Pam again praised her crew.
“You know these guys are great leadermen, because they understand that catching fish on light tackle means that a fish comes to leader having felt very little pressure on the hook,” she said. “This is when they use finesse and not brute strength. They applied this same thinking in this instance and just babied that fish up. We missed a record but we had a great Bar B Q.”
Well fed but hungry for revenge, the team went back to work the following day, and once again, a spearfish obliged. Everything went right in the beginning and the reel stayed together through to the end. During the 35 minute fight, the spearfish tried every spearfish trick in the book. It dug its heels in and stayed down, then up it came, running and jumping like a snake running low hurdles, but it wouldn’t get away.

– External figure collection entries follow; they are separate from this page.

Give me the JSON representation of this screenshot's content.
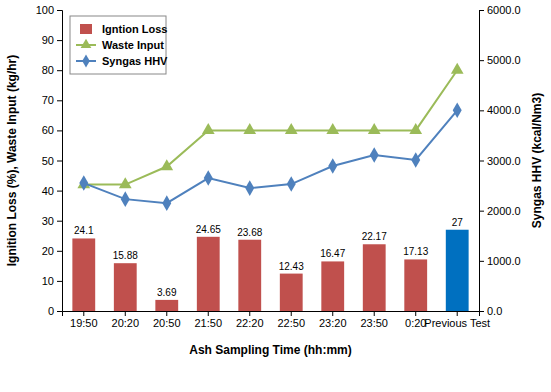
{
  "chart_data": {
    "type": "bar",
    "categories": [
      "19:50",
      "20:20",
      "20:50",
      "21:50",
      "22:20",
      "22:50",
      "23:20",
      "23:50",
      "0:20",
      "Previous Test"
    ],
    "xlabel": "Ash Sampling Time (hh:mm)",
    "ylabel": "Ignition Loss (%), Waste Input (kg/hr)",
    "y2label": "Syngas HHV (kcal/Nm3)",
    "ylim": [
      0,
      100
    ],
    "yticks": [
      0,
      10,
      20,
      30,
      40,
      50,
      60,
      70,
      80,
      90,
      100
    ],
    "y2lim": [
      0,
      6000
    ],
    "y2ticks": [
      {
        "value": 0,
        "label": "0.0"
      },
      {
        "value": 1000,
        "label": "1000.0"
      },
      {
        "value": 2000,
        "label": "2000.0"
      },
      {
        "value": 3000,
        "label": "3000.0"
      },
      {
        "value": 4000,
        "label": "4000.0"
      },
      {
        "value": 5000,
        "label": "5000.0"
      },
      {
        "value": 6000,
        "label": "6000.0"
      }
    ],
    "grid": false,
    "legend": "upper left",
    "series": [
      {
        "name": "Igntion Loss",
        "type": "bar",
        "data_labels": true,
        "colors": [
          "#c0504d",
          "#c0504d",
          "#c0504d",
          "#c0504d",
          "#c0504d",
          "#c0504d",
          "#c0504d",
          "#c0504d",
          "#c0504d",
          "#0070c0"
        ],
        "values": [
          24.1,
          15.88,
          3.69,
          24.65,
          23.68,
          12.43,
          16.47,
          22.17,
          17.13,
          27
        ]
      },
      {
        "name": "Waste Input",
        "type": "line",
        "color": "#9bbb59",
        "marker": "triangle",
        "values": [
          42,
          42,
          48,
          60,
          60,
          60,
          60,
          60,
          60,
          80
        ]
      },
      {
        "name": "Syngas HHV",
        "type": "line",
        "color": "#4f81bd",
        "marker": "diamond",
        "axis": "y2",
        "values": [
          2550,
          2230,
          2150,
          2650,
          2450,
          2530,
          2890,
          3110,
          3010,
          4000
        ]
      }
    ]
  }
}
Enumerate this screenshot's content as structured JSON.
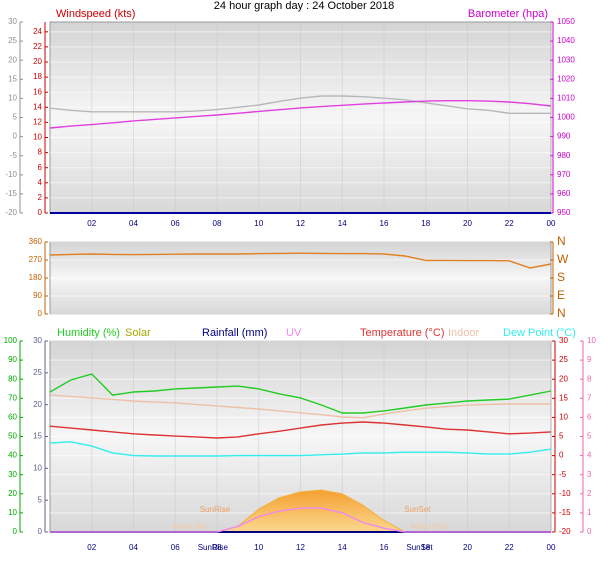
{
  "chart_data": [
    {
      "type": "line",
      "title": "24 hour graph day : 24 October 2018",
      "y_label": "Windspeed (kts)",
      "y2_label": "Barometer (hpa)",
      "xlim": [
        0,
        24
      ],
      "xticks": [
        {
          "value": 2,
          "label": "02"
        },
        {
          "value": 4,
          "label": "04"
        },
        {
          "value": 6,
          "label": "06"
        },
        {
          "value": 8,
          "label": "08"
        },
        10,
        12,
        14,
        16,
        18,
        20,
        22,
        {
          "value": 24,
          "label": "00"
        }
      ],
      "ylim": [
        0,
        25.3
      ],
      "yticks": [
        0,
        2,
        4,
        6,
        8,
        10,
        12,
        14,
        16,
        18,
        20,
        22,
        24
      ],
      "y_color": "#cc0000",
      "y3lim": [
        -20,
        30
      ],
      "y3ticks": [
        -20,
        -15,
        -10,
        -5,
        0,
        5,
        10,
        15,
        20,
        25,
        30
      ],
      "y3_color": "#909090",
      "y2lim": [
        950,
        1050
      ],
      "y2ticks": [
        950,
        960,
        970,
        980,
        990,
        1000,
        1010,
        1020,
        1030,
        1040,
        1050
      ],
      "y2_color": "#cc00cc",
      "grid": true,
      "x": [
        0,
        1,
        2,
        3,
        4,
        5,
        6,
        7,
        8,
        9,
        10,
        11,
        12,
        13,
        14,
        15,
        16,
        17,
        18,
        19,
        20,
        21,
        22,
        23,
        24
      ],
      "series": [
        {
          "color": "#b8b8b8",
          "values": [
            13.9,
            13.6,
            13.4,
            13.4,
            13.4,
            13.4,
            13.4,
            13.5,
            13.7,
            14.0,
            14.3,
            14.8,
            15.2,
            15.5,
            15.5,
            15.4,
            15.2,
            15.0,
            14.6,
            14.2,
            13.8,
            13.6,
            13.2,
            13.2,
            13.2
          ]
        },
        {
          "color": "#0000a0",
          "values": [
            0,
            0,
            0,
            0,
            0,
            0,
            0,
            0,
            0,
            0,
            0,
            0,
            0,
            0,
            0,
            0,
            0,
            0,
            0,
            0,
            0,
            0,
            0,
            0,
            0
          ]
        },
        {
          "color": "#e040e0",
          "axis": "y2",
          "values": [
            994.5,
            995.5,
            996.3,
            997.2,
            998.2,
            999,
            999.8,
            1000.6,
            1001.3,
            1002.2,
            1003.2,
            1004.1,
            1005,
            1005.7,
            1006.4,
            1007,
            1007.6,
            1008.1,
            1008.6,
            1008.8,
            1008.8,
            1008.6,
            1008.1,
            1007.2,
            1006
          ]
        }
      ]
    },
    {
      "type": "line",
      "xlim": [
        0,
        24
      ],
      "ylim": [
        0,
        360
      ],
      "yticks": [
        0,
        90,
        180,
        270,
        360
      ],
      "y_color": "#c06000",
      "y2lim": [
        0,
        360
      ],
      "y2ticks": [
        {
          "value": 0,
          "label": "N"
        },
        {
          "value": 90,
          "label": "E"
        },
        {
          "value": 180,
          "label": "S"
        },
        {
          "value": 270,
          "label": "W"
        },
        {
          "value": 360,
          "label": "N"
        }
      ],
      "y2_color": "#c06000",
      "grid": true,
      "x": [
        0,
        1,
        2,
        3,
        4,
        5,
        6,
        7,
        8,
        9,
        10,
        11,
        12,
        13,
        14,
        15,
        16,
        17,
        18,
        19,
        20,
        21,
        22,
        23,
        24
      ],
      "series": [
        {
          "color": "#e08020",
          "values": [
            295,
            298,
            300,
            298,
            297,
            298,
            299,
            300,
            300,
            300,
            302,
            303,
            304,
            303,
            302,
            302,
            300,
            290,
            268,
            268,
            267,
            267,
            266,
            230,
            250
          ]
        }
      ]
    },
    {
      "type": "line",
      "xlim": [
        0,
        24
      ],
      "xticks": [
        {
          "value": 2,
          "label": "02"
        },
        {
          "value": 4,
          "label": "04"
        },
        {
          "value": 6,
          "label": "06"
        },
        {
          "value": 8,
          "label": "08"
        },
        10,
        12,
        14,
        16,
        18,
        20,
        22,
        {
          "value": 24,
          "label": "00"
        }
      ],
      "ylim": [
        0,
        100
      ],
      "yticks": [
        0,
        10,
        20,
        30,
        40,
        50,
        60,
        70,
        80,
        90,
        100
      ],
      "y_color": "#00aa00",
      "y3lim": [
        0,
        30
      ],
      "y3ticks": [
        0,
        5,
        10,
        15,
        20,
        25,
        30
      ],
      "y3_color": "#606090",
      "y2lim": [
        -20,
        30
      ],
      "y2ticks": [
        -20,
        -15,
        -10,
        -5,
        0,
        5,
        10,
        15,
        20,
        25,
        30
      ],
      "y2_color": "#cc0000",
      "y4lim": [
        0,
        10
      ],
      "y4ticks": [
        0,
        1,
        2,
        3,
        4,
        5,
        6,
        7,
        8,
        9,
        10
      ],
      "y4_color": "#ee66aa",
      "grid": true,
      "legend": true,
      "x": [
        0,
        1,
        2,
        3,
        4,
        5,
        6,
        7,
        8,
        9,
        10,
        11,
        12,
        13,
        14,
        15,
        16,
        17,
        18,
        19,
        20,
        21,
        22,
        23,
        24
      ],
      "series": [
        {
          "name": "Humidity (%)",
          "color": "#22cc22",
          "values": [
            73.3,
            79.6,
            82.7,
            71.7,
            73.3,
            73.8,
            74.9,
            75.4,
            75.9,
            76.4,
            74.9,
            72.3,
            70.2,
            66.5,
            62.3,
            62.3,
            63.4,
            64.9,
            66.5,
            67.5,
            68.6,
            69.1,
            69.6,
            71.7,
            73.8
          ]
        },
        {
          "name": "Solar",
          "color": "#f4b040",
          "area": true,
          "values": [
            0,
            0,
            0,
            0,
            0,
            0,
            0,
            0,
            0,
            3,
            12,
            18,
            21,
            22,
            20,
            14,
            6,
            0,
            0,
            0,
            0,
            0,
            0,
            0,
            0
          ]
        },
        {
          "name": "Rainfall (mm)",
          "color": "#000080",
          "axis": "y3",
          "values": [
            0,
            0,
            0,
            0,
            0,
            0,
            0,
            0,
            0,
            0,
            0,
            0,
            0,
            0,
            0,
            0,
            0,
            0,
            0,
            0,
            0,
            0,
            0,
            0,
            0
          ]
        },
        {
          "name": "UV",
          "color": "#ee88ee",
          "axis": "y4",
          "values": [
            0,
            0,
            0,
            0,
            0,
            0,
            0,
            0,
            0,
            0.3,
            0.8,
            1.1,
            1.25,
            1.25,
            1.0,
            0.5,
            0.2,
            0,
            0,
            0,
            0,
            0,
            0,
            0,
            0
          ]
        },
        {
          "name": "Temperature (°C)",
          "color": "#dd3333",
          "axis": "y2",
          "values": [
            7.7,
            7.2,
            6.7,
            6.2,
            5.7,
            5.4,
            5.1,
            4.9,
            4.6,
            4.9,
            5.7,
            6.4,
            7.2,
            8.0,
            8.5,
            8.8,
            8.5,
            8.0,
            7.5,
            6.9,
            6.7,
            6.2,
            5.7,
            5.9,
            6.2
          ]
        },
        {
          "name": "Indoor",
          "color": "#eec0a8",
          "axis": "y2",
          "values": [
            15.9,
            15.5,
            15.1,
            14.7,
            14.3,
            14.0,
            13.8,
            13.4,
            13.0,
            12.6,
            12.2,
            11.7,
            11.2,
            10.7,
            10.1,
            9.9,
            10.9,
            11.7,
            12.4,
            12.8,
            13.2,
            13.4,
            13.5,
            13.5,
            13.5
          ]
        },
        {
          "name": "Dew Point (°C)",
          "color": "#33eeee",
          "axis": "y2",
          "values": [
            3.3,
            3.6,
            2.5,
            0.7,
            0,
            -0.1,
            -0.1,
            -0.1,
            -0.1,
            0,
            0,
            0,
            0,
            0.2,
            0.4,
            0.7,
            0.7,
            0.9,
            0.9,
            0.9,
            0.7,
            0.4,
            0.4,
            0.9,
            1.7
          ]
        }
      ],
      "annotations": [
        {
          "text": "SunRise",
          "x": 7.9,
          "y": 9.4,
          "color": "#f0a060"
        },
        {
          "text": "SunSet",
          "x": 17.6,
          "y": 9.4,
          "color": "#f0a060"
        },
        {
          "text": "Moon Set",
          "x": 6.7,
          "y": 0.5,
          "color": "#f4c8a0"
        },
        {
          "text": "Moon Rise",
          "x": 18.2,
          "y": 0.5,
          "color": "#f4c8a0"
        }
      ],
      "x_annotations": [
        {
          "text": "SunRise",
          "x": 7.8
        },
        {
          "text": "SunSet",
          "x": 17.7
        }
      ]
    }
  ]
}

There is a process to qualification for a world record. There are forms and signatures to sign by angler, skipper, crew and witnesses. The scale must be certified and up to date. A line sample has to be collected and lots of photos taken. Once the evidence is compiled, one packages it up and sends it to the International Game Fishing Association, down in South Florida. There, they go through it all as if to verify the Mona Lisa as authentic, and they pull the line on a high tech machine to make sure it does not break at a heavier weight than claimed.
Pam has held two other spearfish records over the years. In 1993 she caught a 31 pound, 8 ounce spearfish using eight pound test. In 1999 she qualified a 29 pound, 1 ounce spear fishing with six pound test. Both were awarded but both have since fallen. Not counting her most recent catch, only one of Pam’s fourteen world records still stands.
Pam’s new record on a fly rod, should it qualify, would be a bit like Taj Mahal winning a Grammy for a song recorded with a local band in Mongolia after just two rehearsals.
Why not? It’s a big world. Pam is 69 and Taj is 75 and folks like them are an inspiration to get out in that world, keep doing what you do because it is what you do, and keep learning new things.
And if someone waves a list of their life accomplishments in your face, wave a fly rod in theirs.